Gcn4 misregulation reveals a direct role for the evolutionary conserved EKC/KEOPS in the t6A modification of tRNAs

• Published in: Nucleic acids research Vol. 39; no. 14; pp. 6148 - 6160
• Main Authors: Daugeron, Marie-Claire, Lenstra, Tineke L., Frizzarin, Martina, El Yacoubi, Basma, Liu, Xipeng, Baudin-Baillieu, Agnès, Lijnzaad, Philip, Decourty, Laurence, Saveanu, Cosmin, Jacquier, Alain, Holstege, Frank C. P., de Crécy-Lagard, Valérie, van Tilbeurgh, Herman, Libri, Domenico
• Format: Journal Article
• Language: English
• Published: England Oxford University Press 01.08.2011
• Subjects: Adenosine - analogs & derivatives; Adenosine - metabolism; Basic-Leucine Zipper Transcription Factors - biosynthesis; Basic-Leucine Zipper Transcription Factors - genetics; Codon, Initiator; Eukaryotic Initiation Factor-5 - genetics; Evolution, Molecular; Gene Expression Profiling; Gene Expression Regulation, Fungal; Life Sciences; Metalloendopeptidases - chemistry; Metalloendopeptidases - genetics; Mutation; Phylogeny; Protein Biosynthesis; RNA; RNA, Transfer - chemistry; RNA, Transfer - metabolism; Saccharomyces cerevisiae Proteins - biosynthesis; Saccharomyces cerevisiae Proteins - chemistry; Saccharomyces cerevisiae Proteins - genetics; Saccharomyces cerevisiae Proteins - physiology; Transcription Factors - genetics; Adenosine; Protein Biosynthesis; Fungal; RNA; Gene Expression Regulation; Metalloendopeptidases; Gene Expression Profiling; Phylogeny; Molecular; Eukaryotic Initiation Factor-5; Codon; Initiator; Saccharomyces cerevisiae Proteins; Transfer; Evolution; Transcription Factors; Mutation; Basic-Leucine Zipper Transcription Factors
• ISSN: 0305-1048; 1362-4962
• DOI: 10.1093/nar/gkr178

The EKC/KEOPS complex is universally conserved in Archaea and Eukarya and has been implicated in several cellular processes, including transcription, telomere homeostasis and genomic instability.
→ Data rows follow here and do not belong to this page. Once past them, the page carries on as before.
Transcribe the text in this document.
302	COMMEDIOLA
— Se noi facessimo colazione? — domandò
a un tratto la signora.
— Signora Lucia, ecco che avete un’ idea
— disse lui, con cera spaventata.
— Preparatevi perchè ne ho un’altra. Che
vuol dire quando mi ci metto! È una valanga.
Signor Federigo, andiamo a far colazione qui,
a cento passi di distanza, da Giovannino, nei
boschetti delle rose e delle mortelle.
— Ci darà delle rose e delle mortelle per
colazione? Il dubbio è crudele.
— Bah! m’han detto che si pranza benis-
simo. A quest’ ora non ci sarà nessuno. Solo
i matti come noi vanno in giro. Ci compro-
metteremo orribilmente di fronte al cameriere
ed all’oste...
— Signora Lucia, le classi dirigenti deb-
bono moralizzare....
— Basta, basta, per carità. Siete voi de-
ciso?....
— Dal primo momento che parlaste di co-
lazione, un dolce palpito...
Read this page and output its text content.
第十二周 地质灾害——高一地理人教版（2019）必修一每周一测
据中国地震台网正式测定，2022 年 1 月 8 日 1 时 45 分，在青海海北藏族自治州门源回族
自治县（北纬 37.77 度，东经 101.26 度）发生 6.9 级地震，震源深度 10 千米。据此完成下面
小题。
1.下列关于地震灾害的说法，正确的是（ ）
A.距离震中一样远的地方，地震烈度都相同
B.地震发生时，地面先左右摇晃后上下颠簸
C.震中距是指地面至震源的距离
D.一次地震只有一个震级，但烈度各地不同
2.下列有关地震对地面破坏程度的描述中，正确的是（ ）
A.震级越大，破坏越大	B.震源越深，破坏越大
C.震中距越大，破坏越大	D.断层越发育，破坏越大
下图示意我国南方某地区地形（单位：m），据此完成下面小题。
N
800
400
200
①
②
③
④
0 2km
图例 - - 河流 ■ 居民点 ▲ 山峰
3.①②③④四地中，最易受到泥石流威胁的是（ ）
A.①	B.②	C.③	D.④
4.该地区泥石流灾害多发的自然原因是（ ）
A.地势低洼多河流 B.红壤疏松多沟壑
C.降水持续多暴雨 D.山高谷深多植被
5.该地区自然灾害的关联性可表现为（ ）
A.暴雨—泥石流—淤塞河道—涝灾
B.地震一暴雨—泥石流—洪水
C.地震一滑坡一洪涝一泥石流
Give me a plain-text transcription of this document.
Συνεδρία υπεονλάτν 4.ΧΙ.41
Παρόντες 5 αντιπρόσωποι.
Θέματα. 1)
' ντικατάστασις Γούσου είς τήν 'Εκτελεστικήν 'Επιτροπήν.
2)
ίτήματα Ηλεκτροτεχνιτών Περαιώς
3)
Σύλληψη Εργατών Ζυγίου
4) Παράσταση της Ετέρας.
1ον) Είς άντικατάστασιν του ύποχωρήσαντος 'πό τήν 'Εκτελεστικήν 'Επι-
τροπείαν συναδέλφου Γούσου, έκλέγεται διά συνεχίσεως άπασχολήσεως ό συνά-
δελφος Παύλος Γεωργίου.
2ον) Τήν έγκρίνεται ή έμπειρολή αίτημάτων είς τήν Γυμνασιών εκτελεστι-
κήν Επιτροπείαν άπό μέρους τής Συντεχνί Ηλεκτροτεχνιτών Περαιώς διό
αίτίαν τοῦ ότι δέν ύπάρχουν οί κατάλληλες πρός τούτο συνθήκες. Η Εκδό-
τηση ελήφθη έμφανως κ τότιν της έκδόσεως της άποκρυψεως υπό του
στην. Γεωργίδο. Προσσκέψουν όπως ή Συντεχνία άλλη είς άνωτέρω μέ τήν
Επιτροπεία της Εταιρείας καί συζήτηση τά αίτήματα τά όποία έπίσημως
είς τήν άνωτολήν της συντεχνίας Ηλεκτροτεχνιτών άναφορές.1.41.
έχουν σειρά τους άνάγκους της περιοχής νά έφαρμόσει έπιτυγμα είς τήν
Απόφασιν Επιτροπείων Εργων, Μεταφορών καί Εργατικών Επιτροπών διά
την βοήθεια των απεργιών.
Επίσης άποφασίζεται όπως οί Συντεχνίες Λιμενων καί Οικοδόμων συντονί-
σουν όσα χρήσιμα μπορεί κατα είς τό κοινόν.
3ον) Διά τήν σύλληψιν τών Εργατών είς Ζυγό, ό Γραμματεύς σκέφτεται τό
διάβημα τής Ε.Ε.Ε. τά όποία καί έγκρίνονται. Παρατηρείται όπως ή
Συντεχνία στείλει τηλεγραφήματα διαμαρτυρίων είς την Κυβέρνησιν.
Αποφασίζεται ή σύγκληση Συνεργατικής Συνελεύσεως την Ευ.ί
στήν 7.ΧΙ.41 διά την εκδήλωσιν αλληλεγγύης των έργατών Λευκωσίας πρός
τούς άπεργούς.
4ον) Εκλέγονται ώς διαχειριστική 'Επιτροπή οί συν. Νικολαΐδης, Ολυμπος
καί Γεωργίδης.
However, the molecular function of the complex has remained elusive so far. We analyzed the transcriptome of EKC/KEOPS mutants and observed a specific profile that is highly enriched in targets of the Gcn4p transcriptional activator. GCN4 expression was found to be activated at the translational level in mutants via the defective recognition of the inhibitory upstream ORFs (uORFs) present in its leader. We show that EKC/KEOPS mutants are defective for the N6-threonylcarbamoyl adenosine modification at position 37 (t6A37) of tRNAs decoding ANN codons, which affects initiation at the inhibitory uORFs and provokes Gcn4 de-repression. Structural modeling reveals similarities between Kae1 and bacterial enzymes involved in carbamoylation reactions analogous to t6A37 formation, supporting a direct role for the EKC in tRNA modification. These findings are further supported by strong genetic interactions of EKC mutants with a translation initiation factor and with threonine biosynthesis genes. Overall, our data provide a novel twist to understanding the primary function of the EKC/KEOPS and its impact on several essential cellular functions like transcription and telomere homeostasis.